2. Faktor keutamaan gedung
Faktor ini ditentukan berdasarkan jenis pemanfaatan gedung. Gedung
dengan kategori risiko I dan II memiliki faktor keutamaan gedung 1,
untuk kategori resiko III memiliki faktor 1.25, dan kategori resiko IV
memiliki faktor 1.5.
3. Kategori Desain Seismik
Pembagian kategori desain seismik dari rendah ke tinggi yaitu A, B, C,
D, E, dan F. Penentuan kategori ini dapat dilihat pada lampiran A
Tabel A5.
4. Sistem penahan gaya seismik
Struktur dengan sistem penahan gaya seismik memiliki faktor reduksi
gempa atau koefisien modifikasi respon (R), faktor kuat lebih sistem
19
(Ω0), dan faktor pembesaran defleksi (Cd) yang berbeda-beda sesuai
dengan Tabel A6 pada lampiran A.
2.9. Analisis Pushover
Analisis Pushover merupakan metode analisis berbasis kinerja
(performance-based design) yang pada perhitungannya mengerjakan beban yang
ditingkatkan untuk menunjukkan hasil berupa kinerja dari suatu struktur.
Beberapa hal yang perlu diperhatikan dalam menggunakan analisis ini meliputi:
2.9.1 Kenonlinieran Material
Sifat-sifat nonlinier dari material seperti perbandingan tegangan dan
regangan secara otomatis akan diperhitungkan oleh program ketika menggunakan
analisis nonlinier. Namun pada program hanya mengenal material beton dan baja
saja, sehingga dalam mendefinisikan sifat nonlinier dari material lainnya seperti
dinding pengisi harus dilakukan secara manual dengan menginput kurva tegangan
dan regangannya sesuai dengan perencanaan.
2.9.2 Sendi Plastis
Sendi plastis adalah penggambaran dari perilaku pasca-leleh yang
terkonsentrasi dalam satu atau lebih derajat kebebasan. Sifat sendi plastis adalah
sebutan pengaturan dari sifat kaku-plastis yang dapat diberikan pada satu atau
lebih elemen rangka. Perilaku gaya-perpindahan plastis dapat ditentukan untuk
tiap derajat kebebasan gaya (aksial dan geser), begitu pula perilaku momen-rotasi
plastis dapat ditentukan untuk tiap derajat kebebasan momen (lentur dan torsi).

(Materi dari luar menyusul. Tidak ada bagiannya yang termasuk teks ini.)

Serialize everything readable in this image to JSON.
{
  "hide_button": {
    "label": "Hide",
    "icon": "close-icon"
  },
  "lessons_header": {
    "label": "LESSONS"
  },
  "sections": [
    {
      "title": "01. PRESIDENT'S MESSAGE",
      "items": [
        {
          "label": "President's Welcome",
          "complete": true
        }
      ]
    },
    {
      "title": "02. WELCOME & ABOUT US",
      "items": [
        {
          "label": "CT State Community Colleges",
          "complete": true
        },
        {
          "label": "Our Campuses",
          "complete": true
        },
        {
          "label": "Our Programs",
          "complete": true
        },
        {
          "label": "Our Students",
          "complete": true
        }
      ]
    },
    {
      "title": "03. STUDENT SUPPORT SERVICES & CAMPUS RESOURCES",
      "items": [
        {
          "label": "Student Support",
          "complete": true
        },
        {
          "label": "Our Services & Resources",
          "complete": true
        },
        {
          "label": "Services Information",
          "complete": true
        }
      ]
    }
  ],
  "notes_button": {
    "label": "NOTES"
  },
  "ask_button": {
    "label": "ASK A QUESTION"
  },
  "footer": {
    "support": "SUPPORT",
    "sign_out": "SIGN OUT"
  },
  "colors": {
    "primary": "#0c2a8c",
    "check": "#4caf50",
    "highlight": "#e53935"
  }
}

Derajat kebebasan yang tidak ditentukan tetap dalam kondisi elastis. Pada
SAP2000, sendi plastis hanya dapat diaplikasikan pada elemen rangka.

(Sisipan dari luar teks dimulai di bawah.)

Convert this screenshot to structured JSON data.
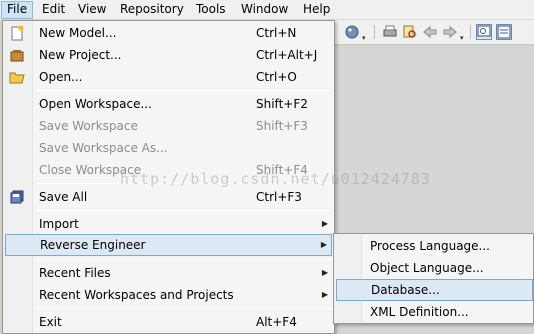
{
  "menubar": {
    "items": [
      "File",
      "Edit",
      "View",
      "Repository",
      "Tools",
      "Window",
      "Help"
    ]
  },
  "file_menu": {
    "new_model": {
      "label": "New Model...",
      "shortcut": "Ctrl+N",
      "icon": "new-model-icon"
    },
    "new_project": {
      "label": "New Project...",
      "shortcut": "Ctrl+Alt+J",
      "icon": "new-project-icon"
    },
    "open": {
      "label": "Open...",
      "shortcut": "Ctrl+O",
      "icon": "open-folder-icon"
    },
    "open_workspace": {
      "label": "Open Workspace...",
      "shortcut": "Shift+F2"
    },
    "save_workspace": {
      "label": "Save Workspace",
      "shortcut": "Shift+F3"
    },
    "save_workspace_as": {
      "label": "Save Workspace As..."
    },
    "close_workspace": {
      "label": "Close Workspace",
      "shortcut": "Shift+F4"
    },
    "save_all": {
      "label": "Save All",
      "shortcut": "Ctrl+F3",
      "icon": "save-all-icon"
    },
    "import": {
      "label": "Import"
    },
    "reverse_engineer": {
      "label": "Reverse Engineer"
    },
    "recent_files": {
      "label": "Recent Files"
    },
    "recent_workspaces": {
      "label": "Recent Workspaces and Projects"
    },
    "exit": {
      "label": "Exit",
      "shortcut": "Alt+F4"
    }
  },
  "reverse_engineer_submenu": {
    "items": [
      "Process Language...",
      "Object Language...",
      "Database...",
      "XML Definition..."
    ],
    "highlighted": "Database..."
  },
  "watermark": "http://blog.csdn.net/u012424783",
  "colors": {
    "menu_bg": "#f5f5f5",
    "highlight_bg": "#dce9f5",
    "highlight_border": "#7fa9d3",
    "disabled_text": "#8d8d8d"
  }
}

Untuk tiap derajat kebebasan, kurva gaya-perpindahan (force-
displacement) didefinisikan agar memberikan nilai leleh dan deformasi plastis
setelah leleh. Hal ini dilakukan dalam hubungan dari kurva dengan nilai pada lima
titik, A-B-C-D-E, seperti yang ditunjukkan pada gambar 2.12. Titik-titik tersebut
dijelaskan sebagai berikut:
- Titik A selalu merupakan titik awal.
- Titik B mewakili pelelehan. Tidak ada deformasi yang terjadi dalam sendi
plastis sampai titik B, meskipun nilai deformasi ditentukan untuk titik B.
20
Perpindahan (rotasi) pada titik B akan dikurangi dari deformasi pada titik C,
D, dan E. Hanya deformasi plastis yang melewati titik B diperlihatkan oleh
sendi plastis.
- Titik C mewakili kapasitas ultimit untuk analisis pushover.
- Titik D mewakili kekuatan sisa untuk analisis pushover.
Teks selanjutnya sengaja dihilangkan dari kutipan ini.